Pour remplir cette sombre besogne judiciaire, Ali Bongo et son conseiller Hervé Opiangah ont  commis Mohamed-TaoÏdi Mhintcho Soufiano, un controversé huissier de justice qui a derrière lui plusieurs séjours à la prison centrale de Libreville. C’est donc ce “gabonais” d’origine béninoise que le couple Bongo-Opiangah a décidé d’user pour déposséder Jean Ping de ses biens.

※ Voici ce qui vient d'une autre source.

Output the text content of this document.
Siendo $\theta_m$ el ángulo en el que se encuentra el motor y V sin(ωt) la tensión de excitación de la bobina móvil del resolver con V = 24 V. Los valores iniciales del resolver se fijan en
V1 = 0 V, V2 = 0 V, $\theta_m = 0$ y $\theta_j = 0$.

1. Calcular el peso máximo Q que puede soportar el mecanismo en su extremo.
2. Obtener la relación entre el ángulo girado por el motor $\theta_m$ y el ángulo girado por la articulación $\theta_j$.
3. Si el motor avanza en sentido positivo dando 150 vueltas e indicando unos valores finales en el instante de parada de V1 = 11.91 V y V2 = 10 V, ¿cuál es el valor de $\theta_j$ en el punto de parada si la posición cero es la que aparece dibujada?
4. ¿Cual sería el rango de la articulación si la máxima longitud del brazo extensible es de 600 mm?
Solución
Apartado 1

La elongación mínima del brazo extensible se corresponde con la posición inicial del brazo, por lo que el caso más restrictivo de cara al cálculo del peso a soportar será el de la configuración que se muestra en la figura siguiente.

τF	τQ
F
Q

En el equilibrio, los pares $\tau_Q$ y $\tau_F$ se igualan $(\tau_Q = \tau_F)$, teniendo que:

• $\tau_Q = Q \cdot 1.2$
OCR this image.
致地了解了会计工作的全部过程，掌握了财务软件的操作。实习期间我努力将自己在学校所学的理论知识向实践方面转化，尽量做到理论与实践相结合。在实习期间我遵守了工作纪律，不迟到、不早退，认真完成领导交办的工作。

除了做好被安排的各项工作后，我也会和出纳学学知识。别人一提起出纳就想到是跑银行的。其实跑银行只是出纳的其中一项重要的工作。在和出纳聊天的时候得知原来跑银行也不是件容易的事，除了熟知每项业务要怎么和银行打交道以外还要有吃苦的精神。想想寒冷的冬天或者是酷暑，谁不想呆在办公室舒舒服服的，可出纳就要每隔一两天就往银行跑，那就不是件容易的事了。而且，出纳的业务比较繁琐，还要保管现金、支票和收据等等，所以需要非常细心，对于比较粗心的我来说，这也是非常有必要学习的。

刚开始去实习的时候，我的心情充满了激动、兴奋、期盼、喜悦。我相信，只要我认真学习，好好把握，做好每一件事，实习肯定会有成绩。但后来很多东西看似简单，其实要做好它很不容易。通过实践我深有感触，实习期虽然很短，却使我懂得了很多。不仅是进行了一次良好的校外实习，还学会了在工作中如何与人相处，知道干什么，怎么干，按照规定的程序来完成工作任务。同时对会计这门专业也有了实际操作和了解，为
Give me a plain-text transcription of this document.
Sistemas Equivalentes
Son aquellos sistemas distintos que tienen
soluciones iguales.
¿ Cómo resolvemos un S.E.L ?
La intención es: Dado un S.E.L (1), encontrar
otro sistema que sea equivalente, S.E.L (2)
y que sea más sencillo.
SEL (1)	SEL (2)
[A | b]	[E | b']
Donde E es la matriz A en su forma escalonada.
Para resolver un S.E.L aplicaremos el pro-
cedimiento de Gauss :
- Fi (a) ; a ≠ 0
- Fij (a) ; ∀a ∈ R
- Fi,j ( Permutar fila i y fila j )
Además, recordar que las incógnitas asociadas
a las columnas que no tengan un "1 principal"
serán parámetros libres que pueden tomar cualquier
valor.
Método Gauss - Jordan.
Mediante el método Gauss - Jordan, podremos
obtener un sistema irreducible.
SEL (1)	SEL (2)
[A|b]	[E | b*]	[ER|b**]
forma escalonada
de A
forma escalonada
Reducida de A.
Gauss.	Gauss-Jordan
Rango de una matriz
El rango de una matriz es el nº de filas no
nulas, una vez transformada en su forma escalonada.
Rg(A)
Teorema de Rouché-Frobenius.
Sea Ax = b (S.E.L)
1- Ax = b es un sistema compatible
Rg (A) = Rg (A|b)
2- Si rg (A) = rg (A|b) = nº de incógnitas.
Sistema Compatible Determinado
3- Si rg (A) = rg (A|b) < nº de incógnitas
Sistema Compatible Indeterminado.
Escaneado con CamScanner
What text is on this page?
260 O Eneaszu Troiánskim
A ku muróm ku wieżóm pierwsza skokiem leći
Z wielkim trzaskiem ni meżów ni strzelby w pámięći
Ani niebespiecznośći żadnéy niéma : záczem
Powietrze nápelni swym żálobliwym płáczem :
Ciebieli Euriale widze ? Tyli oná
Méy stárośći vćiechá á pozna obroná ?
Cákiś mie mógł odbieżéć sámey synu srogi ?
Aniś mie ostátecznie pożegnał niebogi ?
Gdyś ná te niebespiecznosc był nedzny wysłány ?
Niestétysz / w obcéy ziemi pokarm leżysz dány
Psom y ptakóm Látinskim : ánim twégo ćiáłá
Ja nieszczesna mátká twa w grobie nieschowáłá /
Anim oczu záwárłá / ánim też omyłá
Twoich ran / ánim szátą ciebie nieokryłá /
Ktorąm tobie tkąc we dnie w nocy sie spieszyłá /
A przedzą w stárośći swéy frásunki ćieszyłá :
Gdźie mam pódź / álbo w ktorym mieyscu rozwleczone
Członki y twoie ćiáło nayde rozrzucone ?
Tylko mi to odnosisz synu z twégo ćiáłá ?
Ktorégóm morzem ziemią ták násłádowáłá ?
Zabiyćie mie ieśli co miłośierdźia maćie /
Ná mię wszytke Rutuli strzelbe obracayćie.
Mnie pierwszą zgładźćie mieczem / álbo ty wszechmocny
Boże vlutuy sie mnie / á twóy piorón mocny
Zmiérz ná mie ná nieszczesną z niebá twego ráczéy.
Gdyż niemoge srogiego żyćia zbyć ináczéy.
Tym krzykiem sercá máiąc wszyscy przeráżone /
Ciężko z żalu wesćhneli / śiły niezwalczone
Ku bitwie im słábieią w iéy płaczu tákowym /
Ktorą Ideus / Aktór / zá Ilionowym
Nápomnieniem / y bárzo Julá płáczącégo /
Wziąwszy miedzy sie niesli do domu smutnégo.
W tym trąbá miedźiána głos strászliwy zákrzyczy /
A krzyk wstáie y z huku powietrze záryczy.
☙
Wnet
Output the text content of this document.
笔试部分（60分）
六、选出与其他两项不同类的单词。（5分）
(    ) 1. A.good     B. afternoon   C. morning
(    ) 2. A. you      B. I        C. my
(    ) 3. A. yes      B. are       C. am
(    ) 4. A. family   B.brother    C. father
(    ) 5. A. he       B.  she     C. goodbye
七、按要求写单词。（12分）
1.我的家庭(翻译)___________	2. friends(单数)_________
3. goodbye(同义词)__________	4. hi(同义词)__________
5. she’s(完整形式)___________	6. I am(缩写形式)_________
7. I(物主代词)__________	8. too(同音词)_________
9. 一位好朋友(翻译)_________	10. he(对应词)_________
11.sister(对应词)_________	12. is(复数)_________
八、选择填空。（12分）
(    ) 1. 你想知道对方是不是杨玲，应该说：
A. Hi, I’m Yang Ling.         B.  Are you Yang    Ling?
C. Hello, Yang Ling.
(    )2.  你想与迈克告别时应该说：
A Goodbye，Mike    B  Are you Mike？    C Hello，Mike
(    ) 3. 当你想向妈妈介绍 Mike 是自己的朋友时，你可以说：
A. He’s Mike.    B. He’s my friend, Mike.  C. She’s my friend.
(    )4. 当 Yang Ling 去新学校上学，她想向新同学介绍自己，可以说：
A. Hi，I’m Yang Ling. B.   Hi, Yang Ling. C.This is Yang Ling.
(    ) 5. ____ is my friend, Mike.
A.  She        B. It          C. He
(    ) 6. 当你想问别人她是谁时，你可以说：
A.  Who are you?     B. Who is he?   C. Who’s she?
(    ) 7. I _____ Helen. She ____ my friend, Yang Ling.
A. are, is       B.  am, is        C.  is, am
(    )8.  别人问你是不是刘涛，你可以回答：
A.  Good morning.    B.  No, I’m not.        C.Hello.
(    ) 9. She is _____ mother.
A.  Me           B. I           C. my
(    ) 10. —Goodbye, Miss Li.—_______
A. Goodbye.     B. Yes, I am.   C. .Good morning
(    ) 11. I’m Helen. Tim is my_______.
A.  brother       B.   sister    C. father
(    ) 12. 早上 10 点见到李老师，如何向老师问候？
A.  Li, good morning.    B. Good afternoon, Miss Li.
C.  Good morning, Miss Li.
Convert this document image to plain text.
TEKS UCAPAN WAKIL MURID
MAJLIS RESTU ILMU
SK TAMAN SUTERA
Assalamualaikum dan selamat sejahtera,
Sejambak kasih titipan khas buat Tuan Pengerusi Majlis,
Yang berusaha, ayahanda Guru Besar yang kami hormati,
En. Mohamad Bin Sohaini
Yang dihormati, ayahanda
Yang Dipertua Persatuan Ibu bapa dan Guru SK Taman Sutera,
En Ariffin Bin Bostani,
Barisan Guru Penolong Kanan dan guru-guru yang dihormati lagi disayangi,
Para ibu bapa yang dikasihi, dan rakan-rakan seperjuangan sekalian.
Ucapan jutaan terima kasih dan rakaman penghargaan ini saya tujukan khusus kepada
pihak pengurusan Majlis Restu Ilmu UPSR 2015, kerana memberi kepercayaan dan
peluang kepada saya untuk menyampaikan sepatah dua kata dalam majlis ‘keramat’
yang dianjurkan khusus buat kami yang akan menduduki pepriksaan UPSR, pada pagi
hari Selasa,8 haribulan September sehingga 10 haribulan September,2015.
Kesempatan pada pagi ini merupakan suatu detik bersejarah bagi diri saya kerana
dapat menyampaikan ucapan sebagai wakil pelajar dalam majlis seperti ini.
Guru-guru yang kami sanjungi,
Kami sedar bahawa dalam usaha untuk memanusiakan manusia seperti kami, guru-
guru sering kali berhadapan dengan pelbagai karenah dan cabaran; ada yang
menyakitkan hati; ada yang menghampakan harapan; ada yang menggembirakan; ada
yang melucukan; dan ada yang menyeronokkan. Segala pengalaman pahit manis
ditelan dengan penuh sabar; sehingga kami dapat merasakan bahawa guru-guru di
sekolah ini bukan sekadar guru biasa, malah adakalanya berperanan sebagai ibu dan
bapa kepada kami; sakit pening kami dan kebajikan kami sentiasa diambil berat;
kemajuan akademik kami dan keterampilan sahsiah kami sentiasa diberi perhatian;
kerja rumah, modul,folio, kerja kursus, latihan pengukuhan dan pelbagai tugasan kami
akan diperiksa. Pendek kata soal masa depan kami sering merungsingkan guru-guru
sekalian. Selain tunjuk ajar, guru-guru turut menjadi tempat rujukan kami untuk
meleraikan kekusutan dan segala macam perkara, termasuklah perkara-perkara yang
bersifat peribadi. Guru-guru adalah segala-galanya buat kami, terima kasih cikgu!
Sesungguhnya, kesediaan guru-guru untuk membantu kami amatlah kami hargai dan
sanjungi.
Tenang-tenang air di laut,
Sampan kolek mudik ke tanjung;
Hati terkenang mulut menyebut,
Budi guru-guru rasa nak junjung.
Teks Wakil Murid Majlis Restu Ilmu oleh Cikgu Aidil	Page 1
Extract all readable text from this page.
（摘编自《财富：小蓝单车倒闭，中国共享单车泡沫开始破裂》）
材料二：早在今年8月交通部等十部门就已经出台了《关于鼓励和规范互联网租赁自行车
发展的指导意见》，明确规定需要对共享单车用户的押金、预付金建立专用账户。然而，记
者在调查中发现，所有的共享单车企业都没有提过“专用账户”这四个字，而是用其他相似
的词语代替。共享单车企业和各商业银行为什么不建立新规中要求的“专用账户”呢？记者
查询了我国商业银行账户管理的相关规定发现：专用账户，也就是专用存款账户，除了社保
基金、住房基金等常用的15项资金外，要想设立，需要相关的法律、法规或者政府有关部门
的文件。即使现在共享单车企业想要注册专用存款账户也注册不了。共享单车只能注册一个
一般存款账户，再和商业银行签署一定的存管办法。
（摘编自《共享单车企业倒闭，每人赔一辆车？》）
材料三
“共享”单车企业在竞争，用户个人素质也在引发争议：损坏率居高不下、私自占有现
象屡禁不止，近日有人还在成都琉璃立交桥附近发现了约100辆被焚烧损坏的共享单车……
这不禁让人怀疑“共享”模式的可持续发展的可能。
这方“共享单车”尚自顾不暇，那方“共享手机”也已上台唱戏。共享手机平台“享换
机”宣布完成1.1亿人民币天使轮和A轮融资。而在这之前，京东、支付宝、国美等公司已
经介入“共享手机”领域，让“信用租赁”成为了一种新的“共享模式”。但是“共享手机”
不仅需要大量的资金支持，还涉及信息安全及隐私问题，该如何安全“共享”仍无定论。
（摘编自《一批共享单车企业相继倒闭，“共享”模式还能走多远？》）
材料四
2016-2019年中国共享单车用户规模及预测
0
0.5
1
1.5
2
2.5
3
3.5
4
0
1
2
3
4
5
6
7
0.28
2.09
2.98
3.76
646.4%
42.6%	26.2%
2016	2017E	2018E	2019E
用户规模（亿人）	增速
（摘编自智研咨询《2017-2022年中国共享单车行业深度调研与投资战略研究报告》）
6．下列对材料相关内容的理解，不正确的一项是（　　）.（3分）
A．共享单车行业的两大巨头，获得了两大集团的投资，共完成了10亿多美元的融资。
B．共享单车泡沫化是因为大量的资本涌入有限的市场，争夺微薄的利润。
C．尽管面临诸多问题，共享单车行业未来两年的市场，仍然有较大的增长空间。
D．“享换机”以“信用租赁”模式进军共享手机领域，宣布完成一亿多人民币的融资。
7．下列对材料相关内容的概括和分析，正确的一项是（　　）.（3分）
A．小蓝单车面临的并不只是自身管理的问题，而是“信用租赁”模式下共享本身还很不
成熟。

Originaire de Porto-Novo (Bénin), la famille aventurière du sulfureux huissier est arrivée au Gabon peu avant les indépendances pour y faire fortune. Le père Soufiano fut un célèbre coiffeur de la capitale gabonaise jusqu’à sa mort. Mohamed-TaoÏdi est lui arrivé dernièrement dans la profession d’huissier comme par magie, titulaire d’un prétendu master fantoche qu’il aurait obtenu à l’Université Paul Valery de Montpellier (France). Depuis, il est un huissier véreux qui tente de faire fortune auprès d’Ali Bongo.

L’huissier aux talents sombres, avait déjà servi Ali Bongo en 2015 dans l’affaire de la succession d’Omar Bongo à Libreville. L’homme aux méthodes peu religieuses, avait déjà défrayé la chronique en violant toutes les règles de sa profession en allant, avec toujours le même dispositif militaire, faire une descente à l’étude de maître Lydie Relongue en son absence. Ce, dans la guéguerre que se livrait à l’époque Pascaline et Ali Bongo sur le dossier de la fortune usurpée de leur père mort au pouvoir.

C’est donc dire que Mohamed-TaoÏdi Mhintcho Soufiano a du métier dans l’art de se donner en spectacle sous les regards bienveillants de ses deux patrons Hervé Opiangah et Ali Bongo. Un sombre personnage qui a déjà derrière lui 36 ans d’expérience controversée dans le domaine de l’exécution des “décisions de justice” au profit de la famille Bongo.